Evertz Brings It All Together For PBS

With a wide array of products that address video production as well as signal processing and distribution seperately, Evertz is now combining some of those products into integrated solutions that are pre-configured to work together and save broadcasters on resources and operational costs. The company is also offering the largest HD-SDI router, at 2,304 x 2,304 I/O matrix, on the market today.

This, according to Mo Goyal, director of product marketing at Evertz, means products like its Mediator (asset management), MAGNUM and MAGNUM VUE (routing and master control functionality from a single software-based interface) and VistaLink Pro) SNMP monitoring and control) are now able to reach into and manage—and control—more parts of a station’s facility and allow a single user o have virtual control at their fingertips.

“Customers are asking for more integrated solutions, so we’re giving it to them in a very intuitive form factor,” he said. “We’ve always been good at managing specific parts of the content chain, now we’re bringing those parts together for the benefit of the engineering and production team.”

Pieces of this integrated strategy went into the building of a new Joint Master Control Center for

New York State’s public television stations, located at WCNY-TV/FM’s new Broadcast and Education Center in Syracuse, N.Y. The stations have formed a new entity called Centralcast LLC that is made up of nine New York public broadcasting stations. The group has partnered with Evertz to provide a turnkey solution that will allow it to automate the on-air operations for 35 television channels across New York State and New Jersey.

The Joint Master Control Center will feature Evertz’s Playout and Content Management solutions, which include the Mediator and OvertureRT LIVE for playout; Evertz SuperNAS for storage; EQX and EMR video/audio routing; Evertz 7812 conversion gear; MAGNUM and MAGNUM VUE for unified facility control; VistaLINK for network management; 7881ENC-H264 for contribution encoding and 3480 series for ATSC encoding.

The nine New York PBS stations that make up Centralcast LLC, the largest consortium of independently owned and operated public broadcast stations in the United States, are WCFE, WCNY, WNET, WLIW, WNED, WMHT, WPBS, WSKG and WXXI. The new services are scheduled to launch, in October 2012, with WCNY as the first location to go online.

By forming Centralcast LLC, the New York State PBS stations are looking to save $25 million over 10 years by consolidating equipment, operating, and maintenance costs.
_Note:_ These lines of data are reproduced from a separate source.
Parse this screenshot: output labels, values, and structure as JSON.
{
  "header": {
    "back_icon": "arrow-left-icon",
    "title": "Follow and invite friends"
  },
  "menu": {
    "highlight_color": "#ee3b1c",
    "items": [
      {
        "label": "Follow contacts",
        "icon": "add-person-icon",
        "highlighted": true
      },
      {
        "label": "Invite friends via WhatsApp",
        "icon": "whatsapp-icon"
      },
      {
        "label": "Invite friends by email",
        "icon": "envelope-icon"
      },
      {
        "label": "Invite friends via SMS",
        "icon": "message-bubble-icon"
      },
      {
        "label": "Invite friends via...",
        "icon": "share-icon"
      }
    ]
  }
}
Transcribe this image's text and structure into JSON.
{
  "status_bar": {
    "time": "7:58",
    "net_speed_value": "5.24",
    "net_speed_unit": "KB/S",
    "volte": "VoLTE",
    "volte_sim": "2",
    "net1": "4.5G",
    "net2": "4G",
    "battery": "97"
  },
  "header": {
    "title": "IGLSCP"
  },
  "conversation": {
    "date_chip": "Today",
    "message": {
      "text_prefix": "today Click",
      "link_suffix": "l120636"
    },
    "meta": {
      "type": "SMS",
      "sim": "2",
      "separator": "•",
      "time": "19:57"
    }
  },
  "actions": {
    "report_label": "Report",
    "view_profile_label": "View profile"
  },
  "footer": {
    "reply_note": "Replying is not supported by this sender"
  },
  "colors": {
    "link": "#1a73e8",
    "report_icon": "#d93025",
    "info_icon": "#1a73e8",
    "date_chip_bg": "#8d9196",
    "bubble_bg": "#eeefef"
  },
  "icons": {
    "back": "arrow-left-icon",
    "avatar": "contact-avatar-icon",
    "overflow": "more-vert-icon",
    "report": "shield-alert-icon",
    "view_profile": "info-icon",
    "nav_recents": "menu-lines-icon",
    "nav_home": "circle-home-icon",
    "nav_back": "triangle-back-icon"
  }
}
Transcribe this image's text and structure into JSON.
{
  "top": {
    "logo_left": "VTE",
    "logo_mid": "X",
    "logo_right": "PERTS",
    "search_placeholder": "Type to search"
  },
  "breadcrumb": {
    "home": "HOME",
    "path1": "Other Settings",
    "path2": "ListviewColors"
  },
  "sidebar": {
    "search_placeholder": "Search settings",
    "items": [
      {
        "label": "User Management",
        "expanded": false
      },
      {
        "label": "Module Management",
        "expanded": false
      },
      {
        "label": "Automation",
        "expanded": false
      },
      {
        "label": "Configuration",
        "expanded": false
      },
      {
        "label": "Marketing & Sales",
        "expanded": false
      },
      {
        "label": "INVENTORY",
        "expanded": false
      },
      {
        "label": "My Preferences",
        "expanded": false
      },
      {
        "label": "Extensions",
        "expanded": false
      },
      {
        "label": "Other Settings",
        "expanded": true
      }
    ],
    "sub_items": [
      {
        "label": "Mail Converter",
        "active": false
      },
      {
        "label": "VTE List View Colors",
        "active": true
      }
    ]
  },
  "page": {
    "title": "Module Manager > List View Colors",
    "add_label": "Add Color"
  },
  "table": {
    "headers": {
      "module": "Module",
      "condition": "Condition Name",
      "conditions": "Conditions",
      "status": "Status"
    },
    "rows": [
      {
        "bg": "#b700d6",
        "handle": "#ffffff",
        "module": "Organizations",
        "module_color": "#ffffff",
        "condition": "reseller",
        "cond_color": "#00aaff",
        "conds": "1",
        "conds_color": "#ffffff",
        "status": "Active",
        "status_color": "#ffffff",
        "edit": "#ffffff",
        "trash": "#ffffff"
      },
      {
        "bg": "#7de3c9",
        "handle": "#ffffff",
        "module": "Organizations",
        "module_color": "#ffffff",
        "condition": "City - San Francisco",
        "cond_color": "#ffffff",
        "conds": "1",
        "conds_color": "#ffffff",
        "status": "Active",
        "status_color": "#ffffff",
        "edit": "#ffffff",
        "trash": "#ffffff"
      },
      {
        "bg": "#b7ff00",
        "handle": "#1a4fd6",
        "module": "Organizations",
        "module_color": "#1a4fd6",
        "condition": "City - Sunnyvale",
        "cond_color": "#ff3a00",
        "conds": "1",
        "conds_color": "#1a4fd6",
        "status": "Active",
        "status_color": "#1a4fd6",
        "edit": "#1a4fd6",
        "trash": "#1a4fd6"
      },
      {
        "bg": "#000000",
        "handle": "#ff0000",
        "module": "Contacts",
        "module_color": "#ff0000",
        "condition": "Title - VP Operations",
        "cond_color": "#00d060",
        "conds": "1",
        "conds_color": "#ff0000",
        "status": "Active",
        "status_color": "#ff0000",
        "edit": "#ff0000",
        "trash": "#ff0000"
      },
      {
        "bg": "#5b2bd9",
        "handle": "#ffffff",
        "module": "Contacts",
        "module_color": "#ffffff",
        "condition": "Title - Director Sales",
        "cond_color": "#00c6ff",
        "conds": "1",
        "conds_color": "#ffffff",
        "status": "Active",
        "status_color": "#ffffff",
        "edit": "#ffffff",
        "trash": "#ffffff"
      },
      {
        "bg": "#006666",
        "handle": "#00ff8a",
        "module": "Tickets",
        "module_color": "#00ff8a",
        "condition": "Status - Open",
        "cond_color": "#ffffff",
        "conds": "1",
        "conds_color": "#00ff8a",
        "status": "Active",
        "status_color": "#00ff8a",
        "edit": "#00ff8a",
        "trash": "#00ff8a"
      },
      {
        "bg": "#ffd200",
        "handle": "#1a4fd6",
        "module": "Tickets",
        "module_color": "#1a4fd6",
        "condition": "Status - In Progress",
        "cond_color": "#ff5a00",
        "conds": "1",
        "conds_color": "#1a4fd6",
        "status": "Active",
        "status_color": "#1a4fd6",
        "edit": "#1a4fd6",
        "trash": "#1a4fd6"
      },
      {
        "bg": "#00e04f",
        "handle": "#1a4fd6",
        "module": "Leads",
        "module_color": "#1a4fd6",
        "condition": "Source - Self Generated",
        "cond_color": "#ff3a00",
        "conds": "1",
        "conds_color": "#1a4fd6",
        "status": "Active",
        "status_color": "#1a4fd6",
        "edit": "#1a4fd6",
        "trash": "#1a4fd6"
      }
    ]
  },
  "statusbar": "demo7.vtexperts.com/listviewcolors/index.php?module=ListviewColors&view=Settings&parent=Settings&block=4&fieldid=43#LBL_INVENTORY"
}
They also hope to create additional revenue opportunities by offering master control services to other broadcasters and develop a “self-sustaining model” through which the stations are not fully dependent on capital campaigns from their communities.

“In order to truly achieve our goals and reach true success, we needed to move away from the traditional broadcast model and shape a new one that reflects the realities and technology that exists today,” said Robert Daino, President and CEO of WCNY and a member of Centralcast LLC. “Leveraging the data driven, workflow based solution from Evertz will result in reducing the project risk significantly while increasing flexibility, performance, and scalability of our overall solution.”

“Evertz and Centralcast will be introducing the ‘control room of the future’, where content managers will operate in a monitoring by exception mindset,” said Romolo Magarelli, CEO of Evertz. “We’re excited to be working with the Centralcast LLC team, who have embraced the technology and looks to introduce new models in order to advance the industry’s broadcast architecture.”

The end-to-end solution that Centralcast will use features Evertz Mediator for content management and playout automation; OvertureRT LIVE for playout; Evertz SuperNAS for storage; EQX and EMR video/audio routing; Evertz 7812 conversion gear; MAGNUM and MAGNUM VUE for unified facility control; VistaLINK for network management; 7881ENC-H264 for contribution encoding and 3480 series for ATSC encoding.